Berbagai penelitian degradasi dan siklisasi karet alam dikembangkan dengan
menggunakan bahan baku lateks maupun DPNR. Pada penelitian ini bahan baku yang
digunakan adalah Karet SIR 10. Karet SIR merupakan produk perkebunan karet
Indonesia. Karet siklo yang dihasilkan pada penelitian ini diperoleh dengan dua
tahapan reaksi. Tahapan reaksi pertama adalah degradasi karet alam untuk
menurunkan bobot molekul karet alam. Pemutusan ikatan rangkap pada struktur
molekul karet SIR 10 terjadi pada reaksi degradasi sistem redoks dengan penambahan
H2O2 dan NaNO2. Karet yang dihasilkan dari reaksi degradasi adalah karet dengan
bobot molekul yang lebih rendah. Tahapan reaksi selanjutnya adalah melakukan
reaksi siklisasi terhadap karet degradasi.
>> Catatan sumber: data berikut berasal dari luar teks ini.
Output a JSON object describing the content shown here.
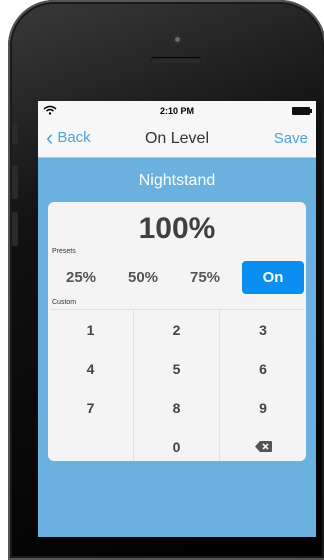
{
  "status": {
    "time": "2:10 PM"
  },
  "nav": {
    "back_label": "Back",
    "title": "On Level",
    "save_label": "Save"
  },
  "device": {
    "name": "Nightstand"
  },
  "level": {
    "display": "100%"
  },
  "presets": {
    "label": "Presets",
    "items": [
      {
        "label": "25%"
      },
      {
        "label": "50%"
      },
      {
        "label": "75%"
      },
      {
        "label": "On",
        "selected": true
      }
    ]
  },
  "custom": {
    "label": "Custom",
    "keys": [
      "1",
      "2",
      "3",
      "4",
      "5",
      "6",
      "7",
      "8",
      "9",
      "",
      "0",
      "backspace-icon"
    ]
  },
  "colors": {
    "accent": "#4aa4e0",
    "background": "#6ab1e0",
    "selected_preset": "#0a8ef0"
  }
}
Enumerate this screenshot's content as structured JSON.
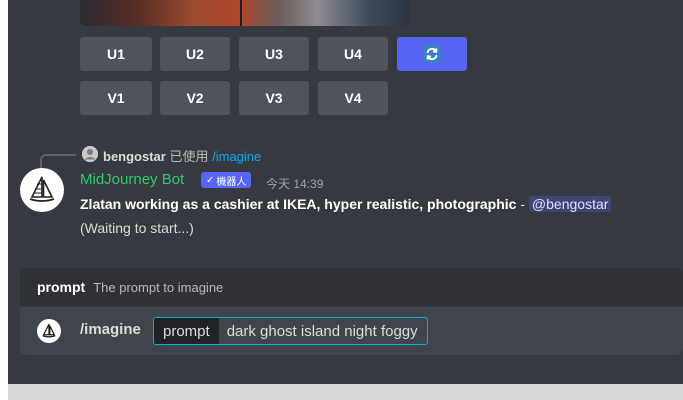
{
  "image_buttons": {
    "upscale": [
      "U1",
      "U2",
      "U3",
      "U4"
    ],
    "variation": [
      "V1",
      "V2",
      "V3",
      "V4"
    ],
    "reroll_icon": "refresh-icon"
  },
  "reply": {
    "username": "bengostar",
    "used_text": "已使用",
    "command": "/imagine"
  },
  "message": {
    "author": "MidJourney Bot",
    "bot_tag": "機器人",
    "timestamp": "今天 14:39",
    "prompt_bold": "Zlatan working as a cashier at IKEA, hyper realistic, photographic",
    "separator": " - ",
    "mention": "@bengostar",
    "status": "(Waiting to start...)"
  },
  "command_options": {
    "option_name": "prompt",
    "option_description": "The prompt to imagine"
  },
  "input": {
    "command": "/imagine",
    "param_label": "prompt",
    "param_value": "dark ghost island night foggy"
  },
  "colors": {
    "background": "#36393f",
    "author": "#2ecc71",
    "link": "#00aff4",
    "bot_tag": "#5865f2",
    "button": "#4f545c",
    "reroll_button": "#5865f2"
  }
}
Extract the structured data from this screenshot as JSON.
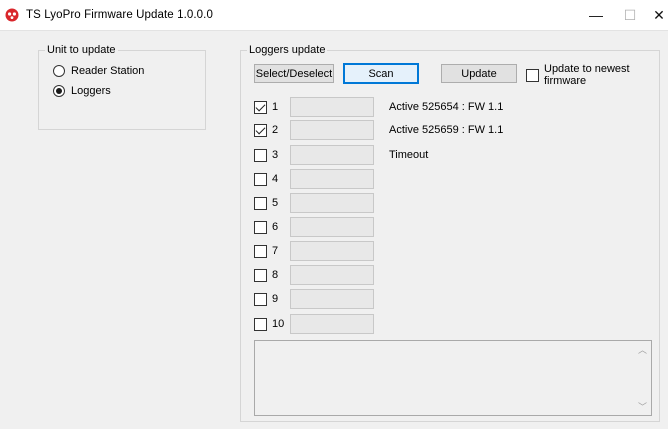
{
  "window": {
    "title": "TS LyoPro Firmware Update 1.0.0.0",
    "minimize_glyph": "—",
    "maximize_glyph": "☐",
    "close_glyph": "✕"
  },
  "unit_group": {
    "legend": "Unit to update",
    "options": [
      {
        "label": "Reader Station",
        "selected": false
      },
      {
        "label": "Loggers",
        "selected": true
      }
    ]
  },
  "loggers_group": {
    "legend": "Loggers update",
    "select_deselect_label": "Select/Deselect",
    "scan_label": "Scan",
    "update_label": "Update",
    "update_newest_label": "Update to newest firmware",
    "update_newest_checked": false,
    "loggers": [
      {
        "num": "1",
        "checked": true,
        "value": "",
        "status": "Active 525654 : FW 1.1"
      },
      {
        "num": "2",
        "checked": true,
        "value": "",
        "status": "Active 525659 : FW 1.1"
      },
      {
        "num": "3",
        "checked": false,
        "value": "",
        "status": "Timeout"
      },
      {
        "num": "4",
        "checked": false,
        "value": "",
        "status": ""
      },
      {
        "num": "5",
        "checked": false,
        "value": "",
        "status": ""
      },
      {
        "num": "6",
        "checked": false,
        "value": "",
        "status": ""
      },
      {
        "num": "7",
        "checked": false,
        "value": "",
        "status": ""
      },
      {
        "num": "8",
        "checked": false,
        "value": "",
        "status": ""
      },
      {
        "num": "9",
        "checked": false,
        "value": "",
        "status": ""
      },
      {
        "num": "10",
        "checked": false,
        "value": "",
        "status": ""
      }
    ],
    "log_text": ""
  },
  "colors": {
    "window_bg": "#f0f0f0",
    "accent_blue": "#0078d7",
    "app_icon_red": "#d9262b"
  }
}
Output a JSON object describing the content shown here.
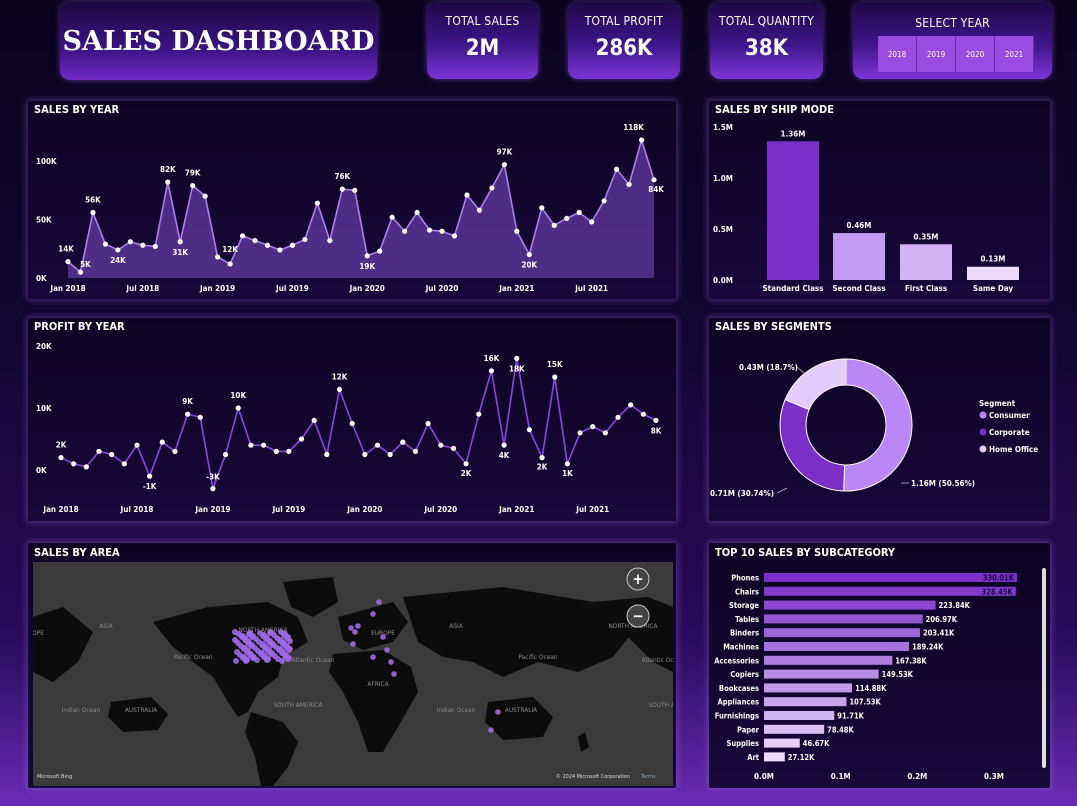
{
  "header": {
    "title": "SALES DASHBOARD"
  },
  "kpis": [
    {
      "label": "TOTAL SALES",
      "value": "2M"
    },
    {
      "label": "TOTAL PROFIT",
      "value": "286K"
    },
    {
      "label": "TOTAL QUANTITY",
      "value": "38K"
    }
  ],
  "year_slicer": {
    "label": "SELECT YEAR",
    "options": [
      "2018",
      "2019",
      "2020",
      "2021"
    ]
  },
  "colors": {
    "accent": "#7b2ec8",
    "line": "#b47bf0",
    "area": "#5a3390",
    "background": "#100530"
  },
  "sales_by_year": {
    "title": "SALES BY YEAR",
    "chart_data": {
      "type": "area",
      "xlabels": [
        "Jan 2018",
        "Jul 2018",
        "Jan 2019",
        "Jul 2019",
        "Jan 2020",
        "Jul 2020",
        "Jan 2021",
        "Jul 2021"
      ],
      "yticks": [
        "0K",
        "50K",
        "100K"
      ],
      "ylim": [
        0,
        130000
      ],
      "values": [
        14000,
        5000,
        56000,
        29000,
        24000,
        31000,
        28000,
        27000,
        82000,
        31000,
        79000,
        70000,
        18000,
        12000,
        36000,
        32000,
        28000,
        24000,
        28000,
        33000,
        64000,
        32000,
        76000,
        75000,
        19000,
        23000,
        52000,
        40000,
        56000,
        41000,
        40000,
        36000,
        71000,
        58000,
        77000,
        97000,
        40000,
        20000,
        60000,
        45000,
        51000,
        56000,
        48000,
        66000,
        93000,
        80000,
        118000,
        84000
      ],
      "data_labels": [
        "14K",
        "5K",
        "56K",
        "24K",
        "82K",
        "31K",
        "79K",
        "12K",
        "76K",
        "19K",
        "97K",
        "20K",
        "118K",
        "84K"
      ]
    }
  },
  "profit_by_year": {
    "title": "PROFIT BY YEAR",
    "chart_data": {
      "type": "line",
      "xlabels": [
        "Jan 2018",
        "Jul 2018",
        "Jan 2019",
        "Jul 2019",
        "Jan 2020",
        "Jul 2020",
        "Jan 2021",
        "Jul 2021"
      ],
      "yticks": [
        "0K",
        "10K",
        "20K"
      ],
      "ylim": [
        -4000,
        20000
      ],
      "values": [
        2000,
        1000,
        500,
        3000,
        2500,
        1000,
        4000,
        -1000,
        4500,
        3000,
        9000,
        8500,
        -3000,
        2500,
        10000,
        4000,
        4000,
        3000,
        3000,
        5000,
        8000,
        2500,
        13000,
        7500,
        2500,
        4000,
        2500,
        4500,
        3000,
        7500,
        4000,
        3500,
        1000,
        9000,
        16000,
        4000,
        18000,
        6500,
        2000,
        15000,
        1000,
        6000,
        7000,
        6000,
        8500,
        10500,
        9000,
        8000
      ],
      "data_labels": [
        "2K",
        "-1K",
        "9K",
        "-3K",
        "10K",
        "12K",
        "2K",
        "16K",
        "4K",
        "18K",
        "2K",
        "15K",
        "1K",
        "8K"
      ]
    }
  },
  "sales_by_ship_mode": {
    "title": "SALES BY SHIP MODE",
    "chart_data": {
      "type": "bar",
      "categories": [
        "Standard Class",
        "Second Class",
        "First Class",
        "Same Day"
      ],
      "values": [
        1.36,
        0.46,
        0.35,
        0.13
      ],
      "data_labels": [
        "1.36M",
        "0.46M",
        "0.35M",
        "0.13M"
      ],
      "yticks": [
        "0.0M",
        "0.5M",
        "1.0M",
        "1.5M"
      ],
      "ylim": [
        0,
        1.5
      ],
      "colors": [
        "#7b2ec8",
        "#c59af2",
        "#d6b5f6",
        "#ecdcfb"
      ]
    }
  },
  "sales_by_segments": {
    "title": "SALES BY SEGMENTS",
    "chart_data": {
      "type": "pie",
      "categories": [
        "Consumer",
        "Corporate",
        "Home Office"
      ],
      "values": [
        50.56,
        30.74,
        18.7
      ],
      "data_labels": [
        "1.16M (50.56%)",
        "0.71M (30.74%)",
        "0.43M (18.7%)"
      ],
      "colors": [
        "#bb86f5",
        "#7a30c7",
        "#e3cbfb"
      ]
    },
    "legend_title": "Segment"
  },
  "sales_by_area": {
    "title": "SALES BY AREA",
    "map_labels": [
      "NORTH AMERICA",
      "EUROPE",
      "ASIA",
      "AFRICA",
      "SOUTH AMERICA",
      "AUSTRALIA",
      "Pacific Ocean",
      "Atlantic Ocean",
      "Indian Ocean",
      "Pacific Ocean",
      "Atlantic Ocean",
      "Indian Ocean",
      "SOUTH AMERICA",
      "ASIA",
      "NORTH AMERICA",
      "AUSTRALIA",
      "OPE"
    ],
    "attribution": "© 2024 Microsoft Corporation",
    "terms": "Terms",
    "bing": "Microsoft Bing",
    "zoom_in": "+",
    "zoom_out": "−"
  },
  "top10_subcategory": {
    "title": "TOP 10 SALES BY SUBCATEGORY",
    "chart_data": {
      "type": "bar",
      "orientation": "horizontal",
      "categories": [
        "Phones",
        "Chairs",
        "Storage",
        "Tables",
        "Binders",
        "Machines",
        "Accessories",
        "Copiers",
        "Bookcases",
        "Appliances",
        "Furnishings",
        "Paper",
        "Supplies",
        "Art"
      ],
      "values": [
        330.01,
        328.45,
        223.84,
        206.97,
        203.41,
        189.24,
        167.38,
        149.53,
        114.88,
        107.53,
        91.71,
        78.48,
        46.67,
        27.12
      ],
      "data_labels": [
        "330.01K",
        "328.45K",
        "223.84K",
        "206.97K",
        "203.41K",
        "189.24K",
        "167.38K",
        "149.53K",
        "114.88K",
        "107.53K",
        "91.71K",
        "78.48K",
        "46.67K",
        "27.12K"
      ],
      "xticks": [
        "0.0M",
        "0.1M",
        "0.2M",
        "0.3M"
      ],
      "xlim": [
        0,
        0.3
      ]
    }
  }
}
Reaksi siklisasi dilakukan dengan katalis
P2O5 yang menghasilkan karet siklo.
1.2.
Perumusan Masalah
Penelitian modifikasi karet alam dalam bentuk karet bongkah SIR 10 dibatasi pada
rumusan masalah :
1.
Bagaimanakah karakteristik karet dengan bobot molekul lebih rendah yang
diperoleh dari degradasi karet bongkah (SIR 10)
menggunakan hidrogen
peroksida dan natrium nitrit ?
2.
Bagaimanakah karakteristik karet siklo sebagai hasil reaksi siklisasi karet
berbobot molekul rendah dengan menggunakan katalis P2O5 ?
1.3.
Tujuan Penelitian
Tujuan yang diharapkan dapat diperoleh dari penelitian ini adalah :
1.
Menghasilkan karet siklo dengan bobot molekul yang lebih rendah dari bahan
baku karet bongkah SIR 10.
2.
1.4.
Mendapatkan karakterisasi karet siklo berbobot molekul rendah.
Manfaat Penelitian
Penelitian ini diharapkan dapat meningkatkan aplikasi karet alam dengan melakukan
diversikasi produk dalam hal ini modifikasi karet siklo sehingga dapat lebih bersaing
dengan penggunaan karet sintetik. Karet siklo yang dihasilkan diharapkan dapat
digunakan lebih luas karena memiliki bobot molekul yang lebih rendah. Penelitian ini
diharapkan dapat turut mendukung hilirisasi industri karet yang bertujuan untuk
meningkatkan nilai tambah (added value) dari karet alam.